Desde luego, este galardón expone en el pueblo las inclinaciones poéticas de Izzy y ocasiona la furia de su marido, Ferd, quien en un irracional acto termina quemando todos los cuadernos de su mujer. A partir de ese momento, Izzy optará por ocultarse en el baño para escribir durante las noches, utilizando como instrumentos un lápiz delineador para ojos y el papel sanitario; muestra de su inquebrantable voluntad creativa. Al final, tras una serie de infames abusos, Izzy encontrará el valor para romper el círculo vicioso que la sujeta.

Jean Smart (Foto: Emilio Madrid)

Los detractores de la obra pueden argumentar que se trata de un texto predecible escrito desde una perspectiva masculina perteneciente al siglo pasado. Sin embargo, el acierto del dramaturgo Jamie Wax es proporcionar una fiel radiografía de los horrores de estas relaciones… En efecto, es una reflexión tardía puesto que el irreversible daño ya se ha cometido, pero sirve como referencia de todas esas atrocidades que se cometían antaño.
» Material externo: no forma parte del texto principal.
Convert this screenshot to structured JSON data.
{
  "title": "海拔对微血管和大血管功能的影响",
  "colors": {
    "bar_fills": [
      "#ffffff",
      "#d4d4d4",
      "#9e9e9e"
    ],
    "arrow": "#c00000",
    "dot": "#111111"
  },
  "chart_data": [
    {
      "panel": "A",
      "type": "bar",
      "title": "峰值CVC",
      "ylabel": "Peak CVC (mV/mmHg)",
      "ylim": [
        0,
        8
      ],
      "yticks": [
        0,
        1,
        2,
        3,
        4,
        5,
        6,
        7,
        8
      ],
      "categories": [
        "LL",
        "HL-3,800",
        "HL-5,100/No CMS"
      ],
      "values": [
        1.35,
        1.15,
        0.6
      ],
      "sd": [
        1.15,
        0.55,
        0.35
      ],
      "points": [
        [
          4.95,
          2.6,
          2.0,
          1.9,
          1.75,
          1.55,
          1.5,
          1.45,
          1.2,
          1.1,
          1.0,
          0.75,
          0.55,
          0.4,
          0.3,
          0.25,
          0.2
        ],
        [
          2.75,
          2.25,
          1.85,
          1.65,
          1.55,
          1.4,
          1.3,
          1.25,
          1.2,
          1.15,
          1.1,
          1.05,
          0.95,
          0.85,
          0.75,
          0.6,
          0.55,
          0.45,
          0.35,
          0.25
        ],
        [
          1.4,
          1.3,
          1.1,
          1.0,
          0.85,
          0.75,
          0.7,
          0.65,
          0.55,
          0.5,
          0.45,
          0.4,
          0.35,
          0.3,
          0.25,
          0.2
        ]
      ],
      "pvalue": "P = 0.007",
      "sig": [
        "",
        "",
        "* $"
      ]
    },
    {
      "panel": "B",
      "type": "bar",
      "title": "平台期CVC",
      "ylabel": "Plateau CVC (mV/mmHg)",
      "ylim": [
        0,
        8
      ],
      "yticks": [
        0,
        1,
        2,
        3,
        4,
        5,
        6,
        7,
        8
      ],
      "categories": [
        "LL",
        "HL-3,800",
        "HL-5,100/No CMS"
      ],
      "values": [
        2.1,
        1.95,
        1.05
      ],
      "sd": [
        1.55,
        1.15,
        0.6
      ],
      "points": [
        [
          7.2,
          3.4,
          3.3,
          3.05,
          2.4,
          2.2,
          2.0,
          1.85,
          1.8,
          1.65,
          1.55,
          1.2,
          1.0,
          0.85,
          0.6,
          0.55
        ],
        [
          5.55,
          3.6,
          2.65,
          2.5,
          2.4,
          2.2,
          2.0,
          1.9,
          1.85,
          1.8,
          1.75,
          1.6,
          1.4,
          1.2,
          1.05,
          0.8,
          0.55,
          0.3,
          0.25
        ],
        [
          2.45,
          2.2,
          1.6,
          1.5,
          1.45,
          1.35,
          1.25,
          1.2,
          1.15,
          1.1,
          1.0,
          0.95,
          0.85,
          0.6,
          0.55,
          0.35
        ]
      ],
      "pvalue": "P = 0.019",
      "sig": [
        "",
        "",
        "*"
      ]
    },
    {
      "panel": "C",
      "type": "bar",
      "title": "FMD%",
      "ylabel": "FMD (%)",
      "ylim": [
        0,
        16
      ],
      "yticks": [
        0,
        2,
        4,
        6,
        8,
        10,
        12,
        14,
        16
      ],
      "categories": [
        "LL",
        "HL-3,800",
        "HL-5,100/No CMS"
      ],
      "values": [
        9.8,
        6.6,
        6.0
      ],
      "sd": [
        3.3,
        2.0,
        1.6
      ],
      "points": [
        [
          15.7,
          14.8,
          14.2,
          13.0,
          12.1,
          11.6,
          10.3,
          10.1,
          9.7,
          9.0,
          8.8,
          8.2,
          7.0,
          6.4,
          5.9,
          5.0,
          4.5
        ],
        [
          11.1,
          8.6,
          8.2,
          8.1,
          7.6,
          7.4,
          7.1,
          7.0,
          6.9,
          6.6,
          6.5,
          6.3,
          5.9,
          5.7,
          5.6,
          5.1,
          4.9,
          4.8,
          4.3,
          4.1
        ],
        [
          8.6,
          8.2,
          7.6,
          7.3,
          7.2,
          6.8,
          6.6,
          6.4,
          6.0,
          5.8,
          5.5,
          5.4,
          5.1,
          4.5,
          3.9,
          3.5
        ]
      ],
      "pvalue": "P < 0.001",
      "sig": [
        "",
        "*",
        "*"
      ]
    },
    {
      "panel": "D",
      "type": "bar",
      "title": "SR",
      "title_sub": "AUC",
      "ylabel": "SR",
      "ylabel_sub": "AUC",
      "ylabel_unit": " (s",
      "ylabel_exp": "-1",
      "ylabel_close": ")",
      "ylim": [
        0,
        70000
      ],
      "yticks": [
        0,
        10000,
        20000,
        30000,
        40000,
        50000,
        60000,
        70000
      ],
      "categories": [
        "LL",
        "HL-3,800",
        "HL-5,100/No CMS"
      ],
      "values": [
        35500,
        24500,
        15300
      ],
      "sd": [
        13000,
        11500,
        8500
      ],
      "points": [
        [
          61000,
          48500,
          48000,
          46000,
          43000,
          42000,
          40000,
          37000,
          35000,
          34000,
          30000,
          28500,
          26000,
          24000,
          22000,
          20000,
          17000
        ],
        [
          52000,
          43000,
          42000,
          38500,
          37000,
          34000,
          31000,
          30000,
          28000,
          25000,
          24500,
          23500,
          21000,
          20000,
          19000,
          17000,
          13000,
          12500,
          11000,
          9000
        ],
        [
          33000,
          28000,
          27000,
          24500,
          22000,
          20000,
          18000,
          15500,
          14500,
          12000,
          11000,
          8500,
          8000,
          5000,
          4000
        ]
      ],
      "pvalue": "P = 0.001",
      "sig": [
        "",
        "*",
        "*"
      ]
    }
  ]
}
Y cuando se suman la sencillez y eficiencia que la directora Sarna Lapine imprime al montaje, más la exquisita actuación de Jean Smart, el resultado es un conmovedor montaje capaz de propiciar amargas lágrimas entre el público asistente.

Jean Smart (Foto: Emilio Madrid)

En momentos donde es difícil encontrar un monólogo que pueda triunfar entre las exigencies económicas de Broadway, Call me Izzy recurre a una ancestral fórmula que mantiene su infalibilidad:  un montaje con recursos sencillos y una nómina reducida. Sustentado, claro está, en un impecable diseño de iluminación (Donald Holder) y de escenografía (Mikiko Suzuki MacAdams), una dirección bien estructurada y la fabulosa actuación de una consumada histrionisa.